Professor Matthew Palmer (Ph.D in Ecology from Rutgers University Department of Ecology Columbia University)
Summer 2009 “The Nonnative Wildlife Invasion Prevention Act: The Science Behind H.R. 669” Columbia University (School
of International and Public Affairs)

“Nutria are semi-aquatic rodents with rat-like features (Nutria Workshop 2002). In 1899, they
were first intentionally introduced into North America from South America for their fur.
However, when nutria farming largely collapsed in the 1940s, some ranchers released their
nutria or failed to recapture those that escaped (Evans 1970). State and federal agencies and individuals also
transported nutria into many states for the purpose of controlling undesirable vegetation and enhancing trapping opportunities (Nutria
Workshop 2002). This proved to be a grave mistake because of certain nutria characteristics. Nutria occupy semi-aquatic habitats,
which includes swamps and marshes and along the shores of rivers and lakes. They feed on many terrestrial and aquatic green plants
Their feeding habits are extremely destructive to marsh
and occasionally consume grains (Whitaker 1988).
vegetation because their foraging activity destroys vegetative root mat. This so-called
“eat out” loosens a plant’s hold on the soil, which then becomes more vulnerable to
erosion.

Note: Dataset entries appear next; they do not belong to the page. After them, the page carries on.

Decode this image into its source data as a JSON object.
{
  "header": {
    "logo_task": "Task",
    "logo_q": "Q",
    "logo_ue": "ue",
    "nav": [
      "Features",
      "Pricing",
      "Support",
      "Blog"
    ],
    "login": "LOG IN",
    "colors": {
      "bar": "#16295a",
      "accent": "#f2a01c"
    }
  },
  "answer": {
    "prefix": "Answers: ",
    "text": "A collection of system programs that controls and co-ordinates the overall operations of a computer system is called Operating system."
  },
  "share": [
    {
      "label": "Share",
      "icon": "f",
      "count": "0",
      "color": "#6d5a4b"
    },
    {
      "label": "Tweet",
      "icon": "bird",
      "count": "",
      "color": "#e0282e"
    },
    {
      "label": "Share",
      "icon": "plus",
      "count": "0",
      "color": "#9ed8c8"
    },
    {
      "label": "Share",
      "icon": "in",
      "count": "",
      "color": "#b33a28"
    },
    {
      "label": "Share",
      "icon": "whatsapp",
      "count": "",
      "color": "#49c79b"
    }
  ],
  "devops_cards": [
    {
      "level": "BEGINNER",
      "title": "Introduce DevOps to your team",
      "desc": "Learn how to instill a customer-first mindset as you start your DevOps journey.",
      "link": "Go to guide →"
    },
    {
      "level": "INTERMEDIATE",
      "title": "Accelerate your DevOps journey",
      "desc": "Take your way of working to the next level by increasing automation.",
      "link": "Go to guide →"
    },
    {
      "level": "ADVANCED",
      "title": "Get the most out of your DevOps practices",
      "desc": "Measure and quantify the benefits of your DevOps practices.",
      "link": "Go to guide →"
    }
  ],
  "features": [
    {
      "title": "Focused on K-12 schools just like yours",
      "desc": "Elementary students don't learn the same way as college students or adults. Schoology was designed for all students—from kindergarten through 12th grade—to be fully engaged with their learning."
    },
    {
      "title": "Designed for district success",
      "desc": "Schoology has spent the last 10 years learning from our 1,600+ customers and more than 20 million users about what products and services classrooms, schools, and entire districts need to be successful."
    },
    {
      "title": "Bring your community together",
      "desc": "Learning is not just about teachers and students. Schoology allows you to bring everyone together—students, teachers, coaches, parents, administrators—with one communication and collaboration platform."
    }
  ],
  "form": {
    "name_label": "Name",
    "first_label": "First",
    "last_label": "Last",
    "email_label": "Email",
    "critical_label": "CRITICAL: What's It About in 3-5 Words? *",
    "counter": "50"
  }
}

These “eatouts” can transform a productive wetland into a barren mud flat (Nutria
Workshop 2002). The destructive foraging habits of the nutria are compounded by their rapid
population expansion. Nutria reach sexual maturity at about four to six months of age and
reproduce throughout the year, typically having two to three litters annually (Brown 1975;
Willner et al. 1979). They also have an aggressive nature and will displace native animals
such as beavers and muskrats. Threatened by few predators (other than humans), nutria have
experienced a population boom in certain areas of the country. For example, in Dorchester County,
Maryland, the nutria population was estimated to have expanded on a 10,000 acre parcel of land from less than 150 in 1968 to 35,000
to 50,000 in 2002 (Nutria Workshop 2002).”

I hope all of these examples prove my point. The threat of invasive species is very real,
and it is because of our lack of action that this problem is continuing. This is not
nationalizing rhetoric, it is reality. In the end, the only reasonable solution to the invasive
species problem is the affirmative team’s case. That is why I urge you to vote for the
affirmative team at the end of today’s debate round.